Associate Professor Gay Hawkins

University of New South Wales

From the Tap to the Bottle – the biopolitics and branding of bottled water

The phenomenal rise of bottled water represents significant changes in the way water is collected, distributed and drunk. Much of the recent growth has been in Asia and Australia, where the market has expanded by up to 500%. Consumption of bottled water is highest in countries that have access to safe drinking water, though levels are growing in countries that are rapidly modernising, and where water infrastructure is underdeveloped. Alongside the tap, and its provision of water as a cheap public good, has emerged the bottle: delivering branded water, at massive mark ups, to diverse and rapidly growing markets. This development indicates a complex new biopolitics of water. If water is the first necessity of life, and providing access to it one of the fundamental functions of the modern polity, the rise of the bottle signals important shifts in the technical delivery and cultural framings of water. These framings not only distinguish bottles from taps but also, often, promote them as better, safer and more convenient. The marketing of bottled water can involve anything from pseudo-scientific information about hydration, and water’s role in sustaining health and vitality; to claims about its organic or ‘natural’ purity. Far from being just a food fad, the ubiquitous presence of plastic bottles on office desks, in tourist backpacks, in lecture theatres, and just about everywhere else, shows how drinking water is now caught up in new conducts and wider social changes from the rise of risk culture to the links between techniques of the self and mobility. Or as the ads like to say ‘hydration on the go!’

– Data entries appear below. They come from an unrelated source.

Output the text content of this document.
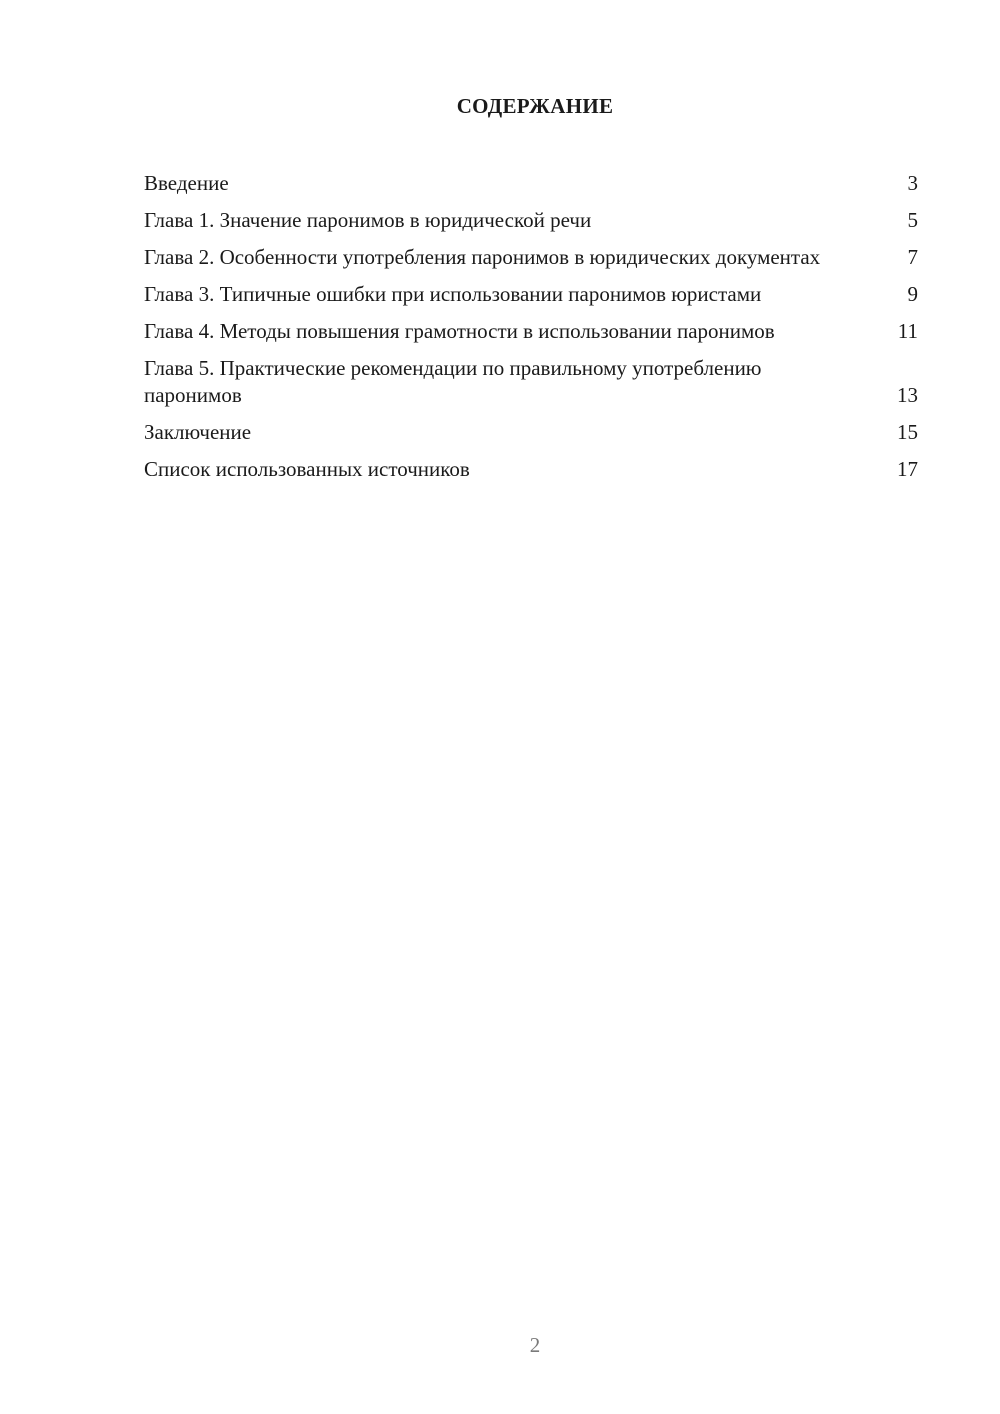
СОДЕРЖАНИЕ
Введение	3
Глава 1. Значение паронимов в юридической речи	5
Глава 2. Особенности употребления паронимов в юридических документах	7
Глава 3. Типичные ошибки при использовании паронимов юристами	9
Глава 4. Методы повышения грамотности в использовании паронимов	11
Глава 5. Практические рекомендации по правильному употреблению паронимов	13
Заключение	15
Список использованных источников	17
2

These changes in everyday conduct are evidence of the emergence of a distinct ‘regime of living’ in which mundane acts become subject to new norms, reasoning and material practices. This paper explores the distinct processes whereby consuming water has become implicated in new ethical regimes and conducts, and the ways in which plastic bottles have come to mediate the meanings, uses and governance of water. A central focus will be on the dynamics of branding. Specifically, bottled water’s distinct appeals to ‘nature’ that attach new values to water often by fetishising its source. Mountain springs or remote island aquifers (cf. Fiji Water http://www.fijiwater.com.au/) are invoked to signify purity, and to disavow the industrial mediations of collecting, bottling and transporting. This fetishisation of source implicitly devalues tap water, rendering it both ordinary and suspect. Its purity cannot be guaranteed because its piped origins are anonymous; it hasn’t been authored by nature. Branding shows how representations of ‘nature’ are crucial to the commmodification of water, and to the linking of water to life and health. The biopolitical approach developed in this paper will extend existing analyses of branding in critical ways. It will investigate how the economic power of branding shapes understandings of nature as both a site of timeless purity and as essential to the vital character of living human beings. It will also investigate how consumers perceive branded water, how they apprehend the appeal of ‘natural’ water.